Peut-on comprendre la réticence de certains à le porter ?
Dominique Desjeux : Oui, c’est clair. Il y a deux réticences. La première, c’est le refus de se voir imposer quelque chose, c’est très français ! On a une espèce d’anarchisme anti-masque, anti-règles. La deuxième réticence, c’est la peur de la perte du lien social, qui varie énormément en fonction des individus. On ne peut plus se toucher, on ne peut plus s’embrasser… Dans ces cas-là, le port du masque est vécu comme une rupture du lien social.
Port du masque : "Sous la contrainte de la peur, le masque peut durer"
Peut-on imaginer que le masque s’installera durablement dans les habitudes des Français ?
Dominiques Desjeux : Si la peur reste, oui, on peut le penser. Les changements d’habitudes se font, ou ne se font pas, en fonction des contraintes. Pour toutes les personnes qui sont retournées travailler, car elles dépendent du travail, le port du masque est une contrainte énorme. Sous la contrainte de la peur, le masque peut durer.

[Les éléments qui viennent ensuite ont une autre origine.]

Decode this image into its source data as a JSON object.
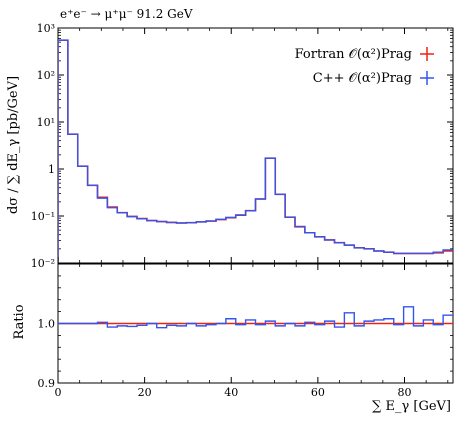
{
  "chart_data": {
    "type": "line",
    "title": "e⁺e⁻ → μ⁺μ⁻ 91.2 GeV",
    "xlabel": "∑ E_γ [GeV]",
    "xlim": [
      0,
      91.2
    ],
    "bin_width": 2.28,
    "legend_position": "top-right",
    "colors": {
      "fortran": "#ee2211",
      "cpp": "#3355ee"
    },
    "main": {
      "ylabel": "dσ / ∑ dE_γ [pb/GeV]",
      "yscale": "log",
      "ylim": [
        0.01,
        1000
      ],
      "y_ticks": [
        "10⁻²",
        "10⁻¹",
        "1",
        "10¹",
        "10²",
        "10³"
      ],
      "y_tick_values": [
        0.01,
        0.1,
        1,
        10,
        100,
        1000
      ],
      "series": [
        {
          "name": "Fortran 𝒪(α²)Prag",
          "color": "#ee2211",
          "values": [
            550,
            5.5,
            1.15,
            0.45,
            0.25,
            0.155,
            0.118,
            0.098,
            0.088,
            0.08,
            0.076,
            0.073,
            0.071,
            0.072,
            0.075,
            0.078,
            0.084,
            0.092,
            0.104,
            0.13,
            0.23,
            1.7,
            0.29,
            0.094,
            0.059,
            0.044,
            0.036,
            0.031,
            0.027,
            0.024,
            0.021,
            0.02,
            0.018,
            0.017,
            0.016,
            0.016,
            0.016,
            0.016,
            0.0165,
            0.018
          ]
        },
        {
          "name": "C++ 𝒪(α²)Prag",
          "color": "#3355ee",
          "values": [
            550,
            5.5,
            1.15,
            0.45,
            0.24,
            0.15,
            0.117,
            0.097,
            0.087,
            0.08,
            0.076,
            0.073,
            0.071,
            0.072,
            0.075,
            0.078,
            0.085,
            0.093,
            0.105,
            0.13,
            0.23,
            1.7,
            0.29,
            0.095,
            0.06,
            0.044,
            0.036,
            0.031,
            0.027,
            0.024,
            0.021,
            0.02,
            0.018,
            0.017,
            0.016,
            0.016,
            0.016,
            0.016,
            0.017,
            0.019
          ]
        }
      ]
    },
    "ratio": {
      "ylabel": "Ratio",
      "ylim": [
        0.9,
        1.1
      ],
      "y_ticks": [
        "0.9",
        "1.0"
      ],
      "y_tick_values": [
        0.9,
        1.0
      ],
      "reference_value": 1.0,
      "values": [
        1.0,
        1.0,
        1.0,
        1.0,
        1.002,
        0.994,
        0.996,
        0.995,
        0.997,
        1.0,
        0.993,
        0.997,
        0.996,
        1.0,
        0.996,
        0.998,
        1.0,
        1.008,
        0.998,
        1.006,
        0.998,
        1.004,
        0.996,
        1.0,
        0.996,
        1.002,
        0.998,
        1.004,
        0.994,
        1.018,
        0.996,
        1.004,
        1.006,
        1.008,
        0.998,
        1.028,
        0.996,
        1.006,
        0.998,
        1.014
      ]
    },
    "x_ticks": [
      "0",
      "20",
      "40",
      "60",
      "80"
    ],
    "x_tick_values": [
      0,
      20,
      40,
      60,
      80
    ]
  }
}
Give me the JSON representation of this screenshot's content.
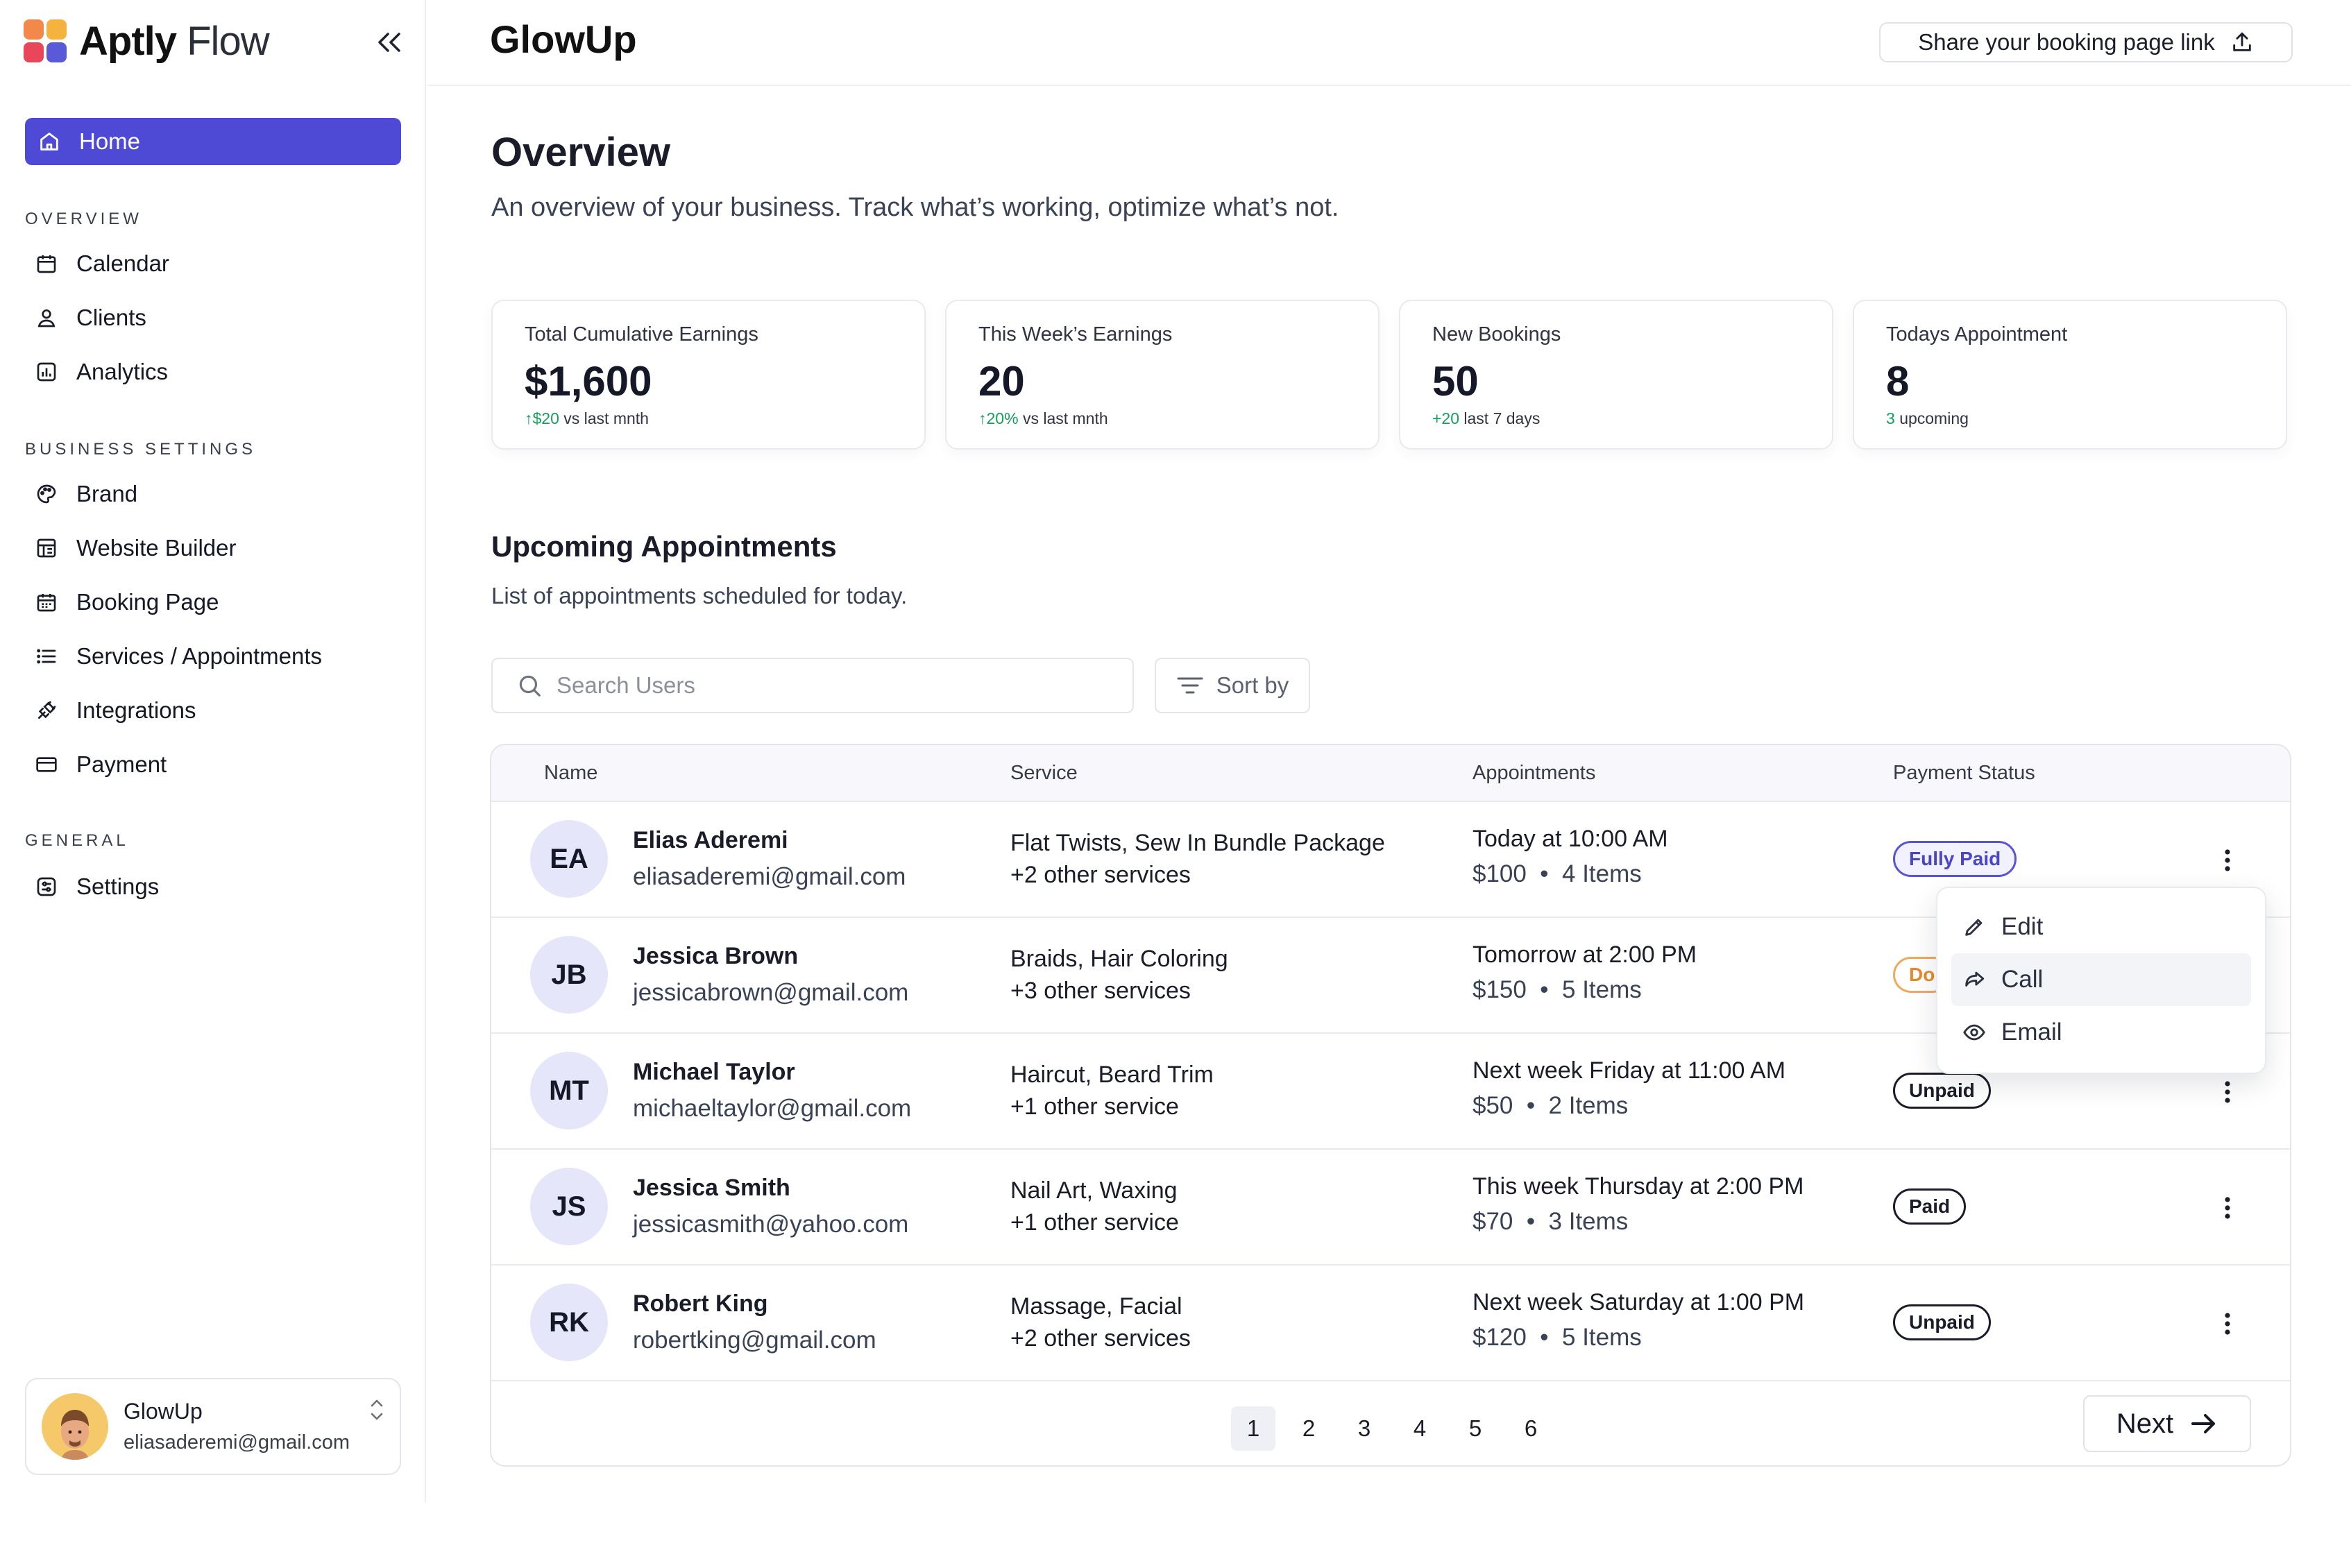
{
  "sidebar": {
    "brand_bold": "Aptly",
    "brand_light": "Flow",
    "home_label": "Home",
    "section_overview": "OVERVIEW",
    "overview_items": [
      "Calendar",
      "Clients",
      "Analytics"
    ],
    "section_business": "BUSINESS SETTINGS",
    "business_items": [
      "Brand",
      "Website Builder",
      "Booking Page",
      "Services / Appointments",
      "Integrations",
      "Payment"
    ],
    "section_general": "GENERAL",
    "general_items": [
      "Settings"
    ],
    "account": {
      "name": "GlowUp",
      "email": "eliasaderemi@gmail.com"
    }
  },
  "header": {
    "title": "GlowUp",
    "share_label": "Share your booking page link"
  },
  "overview": {
    "title": "Overview",
    "subtitle": "An overview of your business. Track what’s working, optimize what’s not."
  },
  "stats": [
    {
      "label": "Total Cumulative Earnings",
      "value": "$1,600",
      "delta_arrow": "↑",
      "delta": "$20",
      "delta_text": "vs last mnth"
    },
    {
      "label": "This Week’s Earnings",
      "value": "20",
      "delta_arrow": "↑",
      "delta": "20%",
      "delta_text": "vs last mnth"
    },
    {
      "label": "New Bookings",
      "value": "50",
      "delta_arrow": "",
      "delta": "+20",
      "delta_text": "last 7 days"
    },
    {
      "label": "Todays Appointment",
      "value": "8",
      "delta_arrow": "",
      "delta": "3",
      "delta_text": "upcoming"
    }
  ],
  "upcoming": {
    "title": "Upcoming Appointments",
    "subtitle": "List of appointments scheduled for today.",
    "search_placeholder": "Search Users",
    "sort_label": "Sort by"
  },
  "table": {
    "columns": [
      "Name",
      "Service",
      "Appointments",
      "Payment Status"
    ],
    "rows": [
      {
        "initials": "EA",
        "name": "Elias Aderemi",
        "email": "eliasaderemi@gmail.com",
        "service": "Flat Twists, Sew In Bundle Package",
        "service_more": "+2 other services",
        "when": "Today at 10:00 AM",
        "price": "$100  •  4 Items",
        "status": "Fully Paid"
      },
      {
        "initials": "JB",
        "name": "Jessica Brown",
        "email": "jessicabrown@gmail.com",
        "service": "Braids, Hair Coloring",
        "service_more": "+3 other services",
        "when": "Tomorrow at 2:00 PM",
        "price": "$150  •  5 Items",
        "status": "Do"
      },
      {
        "initials": "MT",
        "name": "Michael Taylor",
        "email": "michaeltaylor@gmail.com",
        "service": "Haircut, Beard Trim",
        "service_more": "+1 other service",
        "when": "Next week Friday at 11:00 AM",
        "price": "$50  •  2 Items",
        "status": "Unpaid"
      },
      {
        "initials": "JS",
        "name": "Jessica Smith",
        "email": "jessicasmith@yahoo.com",
        "service": "Nail Art, Waxing",
        "service_more": "+1 other service",
        "when": "This week Thursday at 2:00 PM",
        "price": "$70  •  3 Items",
        "status": "Paid"
      },
      {
        "initials": "RK",
        "name": "Robert King",
        "email": "robertking@gmail.com",
        "service": "Massage, Facial",
        "service_more": "+2 other services",
        "when": "Next week Saturday at 1:00 PM",
        "price": "$120  •  5 Items",
        "status": "Unpaid"
      }
    ]
  },
  "pagination": {
    "pages": [
      "1",
      "2",
      "3",
      "4",
      "5",
      "6"
    ],
    "current": "1",
    "next_label": "Next"
  },
  "context_menu": {
    "items": [
      "Edit",
      "Call",
      "Email"
    ]
  },
  "colors": {
    "accent": "#4f4ad6",
    "positive": "#15a05a",
    "badge_fully_paid": "#5954d6",
    "badge_pending": "#f0a85c"
  },
  "icons": [
    "home-icon",
    "calendar-icon",
    "user-icon",
    "analytics-icon",
    "palette-icon",
    "layout-icon",
    "calendar-grid-icon",
    "list-icon",
    "plug-icon",
    "card-icon",
    "settings-icon",
    "upload-icon",
    "search-icon",
    "filter-icon",
    "kebab-icon",
    "pencil-icon",
    "share-arrow-icon",
    "eye-icon",
    "arrow-right-icon",
    "chevron-updown-icon",
    "double-chevron-left-icon"
  ]
}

Pensez-vous qu’il pourrait y avoir une scission entre les pro-masques et les anti-masques ? Comme il en existe sur de nombreux sujets…

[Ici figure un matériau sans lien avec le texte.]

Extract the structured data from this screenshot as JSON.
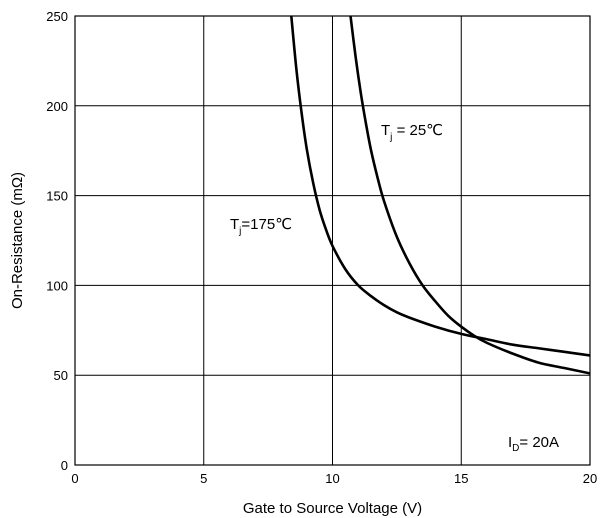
{
  "chart_data": {
    "type": "line",
    "xlabel": "Gate to Source Voltage (V)",
    "ylabel": "On-Resistance (mΩ)",
    "xlim": [
      0,
      20
    ],
    "ylim": [
      0,
      250
    ],
    "x_ticks": [
      0,
      5,
      10,
      15,
      20
    ],
    "y_ticks": [
      0,
      50,
      100,
      150,
      200,
      250
    ],
    "grid": true,
    "series": [
      {
        "label_main": "T",
        "label_sub": "j",
        "label_rest": "=175℃",
        "x": [
          8.4,
          8.6,
          8.8,
          9.0,
          9.25,
          9.5,
          9.75,
          10.0,
          10.5,
          11.0,
          11.5,
          12.0,
          12.5,
          13.0,
          14.0,
          15.0,
          16.0,
          17.0,
          18.0,
          19.0,
          20.0
        ],
        "y": [
          250,
          220,
          196,
          176,
          157,
          142,
          131,
          122,
          109,
          100,
          94,
          89,
          85,
          82,
          77,
          73,
          70,
          67,
          65,
          63,
          61
        ]
      },
      {
        "label_main": "T",
        "label_sub": "j",
        "label_rest": " = 25℃",
        "x": [
          10.7,
          10.9,
          11.1,
          11.3,
          11.5,
          11.75,
          12.0,
          12.5,
          13.0,
          13.5,
          14.0,
          14.5,
          15.0,
          15.5,
          16.0,
          17.0,
          18.0,
          19.0,
          20.0
        ],
        "y": [
          250,
          227,
          207,
          190,
          175,
          160,
          147,
          127,
          112,
          100,
          91,
          83,
          77,
          72,
          68,
          62,
          57,
          54,
          51
        ]
      }
    ],
    "annotation": {
      "main": "I",
      "sub": "D",
      "rest": "= 20A"
    }
  }
}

Dominique Desjeux : C’est sûr ! Ce n’est pas impossible que les gens qui soient en télétravail ne soient pas favorables au masque et que ceux qui travaillent physiquement soient plus favorables. Ce n’est qu’une supposition mais, derrière le masque, il peut y avoir un effet de classe sociale. On peut aussi analyser le masque comme un révélateur des clivages sociaux et des classes sociales.